Dalam forum tersebut, sebagian besar kementerian dan lembaga menandatangani komitmen bersama untuk mendukung implementasi SAPA UMKM. Kesepakatan itu menjadi langkah awal untuk menyatukan berbagai layanan pemerintah yang selama ini masih tersebar di sejumlah instansi.
Menteri UMKM Maman Abdurrahman mengapresiasi komitmen lintas kementerian dan lembaga tersebut. Menurutnya, kesepahaman menjadi modal penting untuk membangun SAPA UMKM sebagai satu sistem pelayanan terintegrasi bagi pelaku usaha.
“Kesepahaman ini menjadi modal penting untuk membangun SAPA UMKM sebagai satu sistem pelayanan terintegrasi bagi pelaku usaha di Tanah Air,” ujar Maman.
SAPA UMKM Disiapkan Jadi Aplikasi Satu Pintu
Maman mengatakan rakor tersebut menjadi forum strategis untuk menyamakan langkah dalam konsolidasi dan reorientasi program pemberdayaan UMKM.
Pemerintah juga mendorong SAPA UMKM agar dapat berfungsi sebagai aplikasi satu pintu untuk mengakses berbagai layanan pemberdayaan UMKM nasional.
Sejumlah integrasi layanan disebut telah berjalan. Di antaranya layanan sertifikasi halal bersama Badan Penyelenggara Jaminan Produk Halal (BPJPH), perizinan Pangan Industri Rumah Tangga (P-IRT) bersama pemerintah provinsi, serta aspek pengawasan bersama Badan Pengawas Obat dan Makanan (BPOM).
Namun, proses integrasi tidak akan dilakukan secara serentak. Maman menilai setiap kementerian dan lembaga memiliki mekanisme pelayanan serta basis data yang berbeda sehingga diperlukan tahapan yang disesuaikan dengan kesiapan masing-masing institusi.

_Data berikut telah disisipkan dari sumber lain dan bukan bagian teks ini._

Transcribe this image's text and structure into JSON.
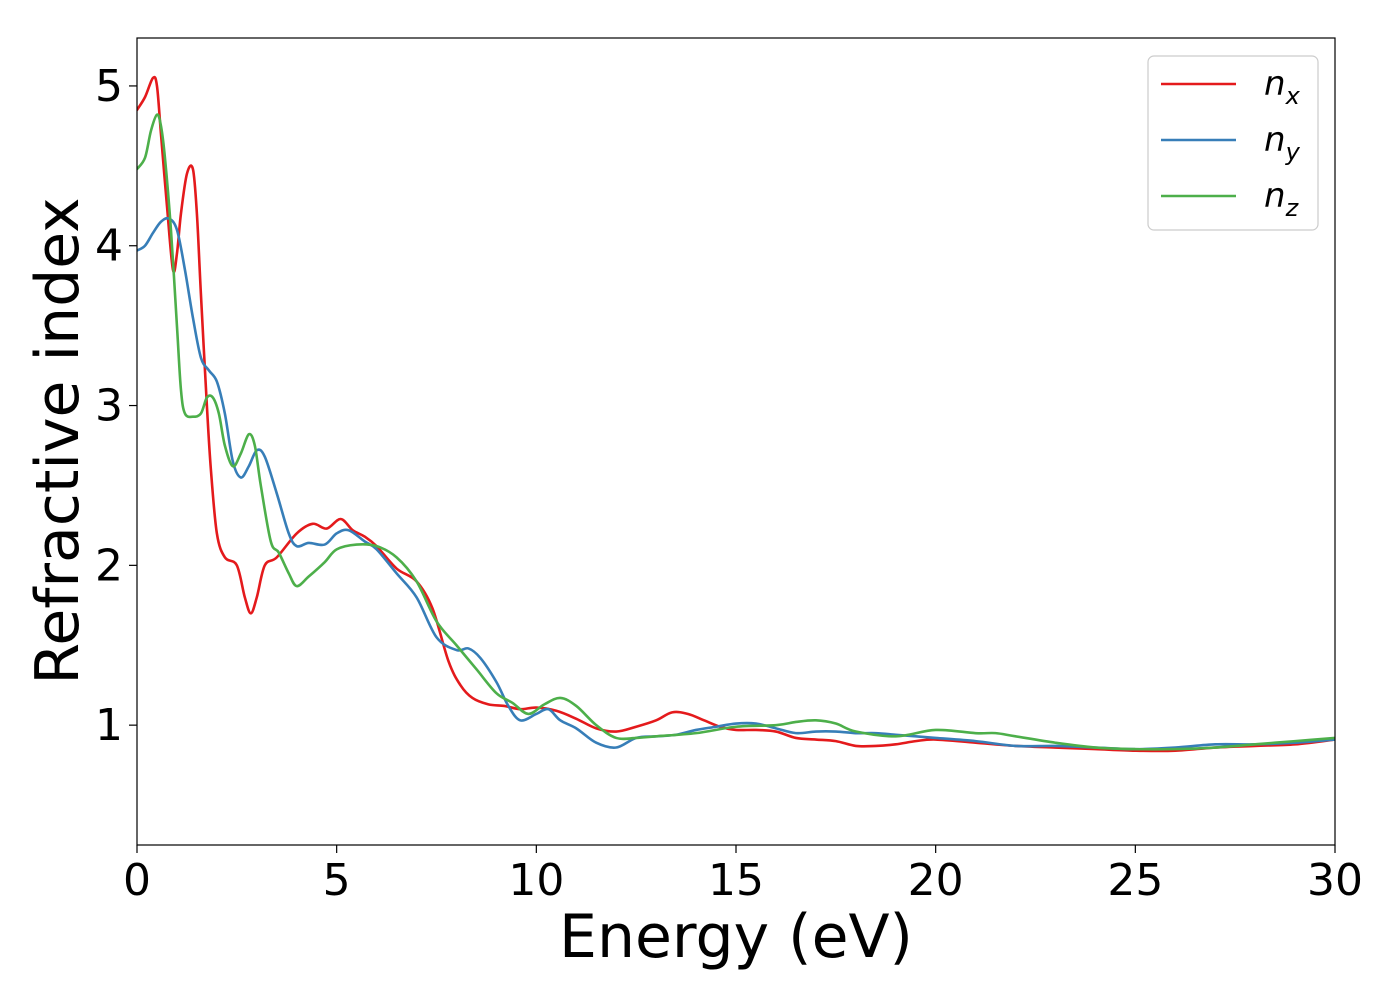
{
  "chart_data": {
    "type": "line",
    "xlabel": "Energy (eV)",
    "ylabel": "Refractive index",
    "xlim": [
      0,
      30
    ],
    "ylim": [
      0.25,
      5.3
    ],
    "xticks": [
      0,
      5,
      10,
      15,
      20,
      25,
      30
    ],
    "xtick_labels": [
      "0",
      "5",
      "10",
      "15",
      "20",
      "25",
      "30"
    ],
    "yticks": [
      1,
      2,
      3,
      4,
      5
    ],
    "ytick_labels": [
      "1",
      "2",
      "3",
      "4",
      "5"
    ],
    "grid": false,
    "legend_position": "top-right",
    "series": [
      {
        "name": "n_x",
        "legend_main": "n",
        "legend_sub": "x",
        "color": "#e41a1c",
        "x": [
          0,
          0.2,
          0.4,
          0.5,
          0.6,
          0.75,
          0.9,
          1.0,
          1.1,
          1.25,
          1.4,
          1.5,
          1.6,
          1.75,
          1.85,
          2.0,
          2.2,
          2.5,
          2.7,
          2.85,
          3.0,
          3.2,
          3.5,
          4.0,
          4.4,
          4.75,
          5.1,
          5.4,
          5.7,
          6.0,
          6.5,
          7.0,
          7.4,
          7.8,
          8.1,
          8.4,
          8.8,
          9.2,
          9.6,
          10.0,
          10.5,
          11.0,
          11.5,
          12.0,
          12.5,
          13.0,
          13.4,
          13.8,
          14.2,
          14.6,
          15.0,
          15.5,
          16.0,
          16.5,
          17.0,
          17.5,
          18.0,
          18.5,
          19.0,
          19.5,
          20.0,
          21.0,
          22.0,
          23.0,
          24.0,
          25.0,
          26.0,
          27.0,
          28.0,
          29.0,
          30.0
        ],
        "y": [
          4.85,
          4.93,
          5.05,
          5.0,
          4.7,
          4.25,
          3.85,
          3.95,
          4.2,
          4.45,
          4.48,
          4.2,
          3.7,
          3.0,
          2.6,
          2.2,
          2.05,
          2.0,
          1.8,
          1.7,
          1.8,
          2.0,
          2.05,
          2.2,
          2.26,
          2.23,
          2.29,
          2.22,
          2.18,
          2.12,
          1.98,
          1.9,
          1.73,
          1.4,
          1.25,
          1.17,
          1.13,
          1.12,
          1.1,
          1.11,
          1.09,
          1.04,
          0.98,
          0.96,
          0.99,
          1.03,
          1.08,
          1.07,
          1.03,
          0.99,
          0.97,
          0.97,
          0.96,
          0.92,
          0.91,
          0.9,
          0.87,
          0.87,
          0.88,
          0.9,
          0.91,
          0.89,
          0.87,
          0.86,
          0.85,
          0.84,
          0.84,
          0.86,
          0.87,
          0.88,
          0.91
        ]
      },
      {
        "name": "n_y",
        "legend_main": "n",
        "legend_sub": "y",
        "color": "#377eb8",
        "x": [
          0,
          0.2,
          0.4,
          0.6,
          0.8,
          1.0,
          1.2,
          1.4,
          1.6,
          1.8,
          2.0,
          2.2,
          2.4,
          2.6,
          2.8,
          3.0,
          3.2,
          3.5,
          3.8,
          4.0,
          4.3,
          4.7,
          5.0,
          5.3,
          5.7,
          6.0,
          6.5,
          7.0,
          7.5,
          8.0,
          8.3,
          8.6,
          9.0,
          9.3,
          9.6,
          10.0,
          10.3,
          10.6,
          11.0,
          11.5,
          12.0,
          12.5,
          13.0,
          13.5,
          14.0,
          14.5,
          15.0,
          15.5,
          16.0,
          16.5,
          17.0,
          17.5,
          18.0,
          18.5,
          19.0,
          19.5,
          20.0,
          21.0,
          22.0,
          23.0,
          24.0,
          25.0,
          26.0,
          27.0,
          28.0,
          29.0,
          30.0
        ],
        "y": [
          3.97,
          4.0,
          4.08,
          4.15,
          4.17,
          4.1,
          3.85,
          3.55,
          3.3,
          3.22,
          3.15,
          2.95,
          2.65,
          2.55,
          2.62,
          2.72,
          2.68,
          2.45,
          2.2,
          2.12,
          2.14,
          2.13,
          2.2,
          2.22,
          2.15,
          2.1,
          1.95,
          1.8,
          1.55,
          1.47,
          1.48,
          1.42,
          1.27,
          1.12,
          1.03,
          1.07,
          1.1,
          1.03,
          0.98,
          0.89,
          0.86,
          0.92,
          0.93,
          0.94,
          0.97,
          0.99,
          1.01,
          1.01,
          0.98,
          0.95,
          0.96,
          0.96,
          0.95,
          0.95,
          0.94,
          0.93,
          0.92,
          0.9,
          0.87,
          0.87,
          0.86,
          0.85,
          0.86,
          0.88,
          0.88,
          0.89,
          0.91
        ]
      },
      {
        "name": "n_z",
        "legend_main": "n",
        "legend_sub": "z",
        "color": "#4daf4a",
        "x": [
          0,
          0.2,
          0.35,
          0.5,
          0.6,
          0.7,
          0.85,
          1.0,
          1.1,
          1.2,
          1.4,
          1.6,
          1.75,
          1.9,
          2.05,
          2.2,
          2.4,
          2.6,
          2.8,
          2.95,
          3.1,
          3.35,
          3.55,
          3.8,
          4.0,
          4.3,
          4.7,
          5.0,
          5.5,
          6.0,
          6.5,
          7.0,
          7.5,
          8.0,
          8.5,
          9.0,
          9.4,
          9.8,
          10.2,
          10.6,
          11.0,
          11.5,
          12.0,
          12.5,
          13.0,
          14.0,
          15.0,
          16.0,
          16.5,
          17.0,
          17.5,
          18.0,
          19.0,
          20.0,
          21.0,
          21.5,
          22.0,
          23.0,
          24.0,
          25.0,
          26.0,
          27.0,
          28.0,
          29.0,
          30.0
        ],
        "y": [
          4.48,
          4.55,
          4.72,
          4.82,
          4.75,
          4.55,
          4.1,
          3.5,
          3.1,
          2.95,
          2.93,
          2.95,
          3.05,
          3.05,
          2.95,
          2.75,
          2.62,
          2.7,
          2.82,
          2.75,
          2.5,
          2.15,
          2.08,
          1.95,
          1.87,
          1.93,
          2.02,
          2.1,
          2.13,
          2.12,
          2.05,
          1.9,
          1.65,
          1.5,
          1.35,
          1.2,
          1.14,
          1.07,
          1.13,
          1.17,
          1.12,
          1.0,
          0.92,
          0.92,
          0.93,
          0.95,
          0.99,
          1.0,
          1.02,
          1.03,
          1.01,
          0.96,
          0.93,
          0.97,
          0.95,
          0.95,
          0.93,
          0.89,
          0.86,
          0.85,
          0.85,
          0.86,
          0.88,
          0.9,
          0.92
        ]
      }
    ]
  }
}
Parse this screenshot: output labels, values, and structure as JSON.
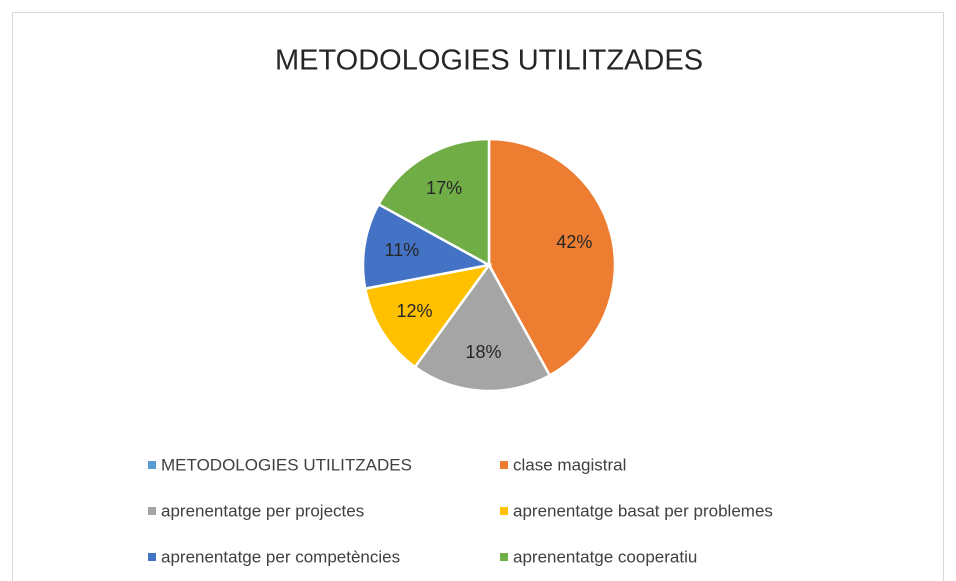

“Kami ingin semuanya berjalan proporsional dan bertahap. Kami tidak ingin terburu-buru sehingga justru kurang tepat sasaran bagi pengusaha UMKM,” ujarnya.
Data UMKM Jadi Tantangan Integrasi
Selama ini, berbagai program dan layanan pemerintah untuk UMKM masih tersebar di sejumlah kementerian dan lembaga. Perbedaan mekanisme serta basis data membuat ekosistem layanan UMKM belum sepenuhnya terintegrasi.
Kondisi tersebut juga berpotensi menimbulkan duplikasi program maupun layanan. Integrasi melalui SAPA UMKM diharapkan dapat menghubungkan berbagai layanan sehingga pelaku usaha lebih mudah menemukan program yang sesuai dengan kebutuhan dan tahapan perkembangan bisnisnya.
Dengan sistem yang semakin terintegrasi, pemerintah dapat mengarahkan dukungan secara lebih terukur, sementara pelaku UMKM tidak perlu menghadapi layanan yang terfragmentasi di berbagai instansi.
Kementerian UMKM menegaskan penguatan kemudahan, pelindungan, dan pemberdayaan UMKM bukan hanya tanggung jawab satu kementerian. Agenda tersebut membutuhkan sinergi lintas kementerian dan lembaga.
Komitmen yang dibangun melalui rakor diharapkan berlanjut menjadi langkah konkret antarinstansi. Integrasi layanan dan data diharapkan membuat UMKM semakin mudah memperoleh dukungan pemerintah, meningkatkan produktivitas, serta memperkuat daya saingnya dalam menopang perekonomian nasional.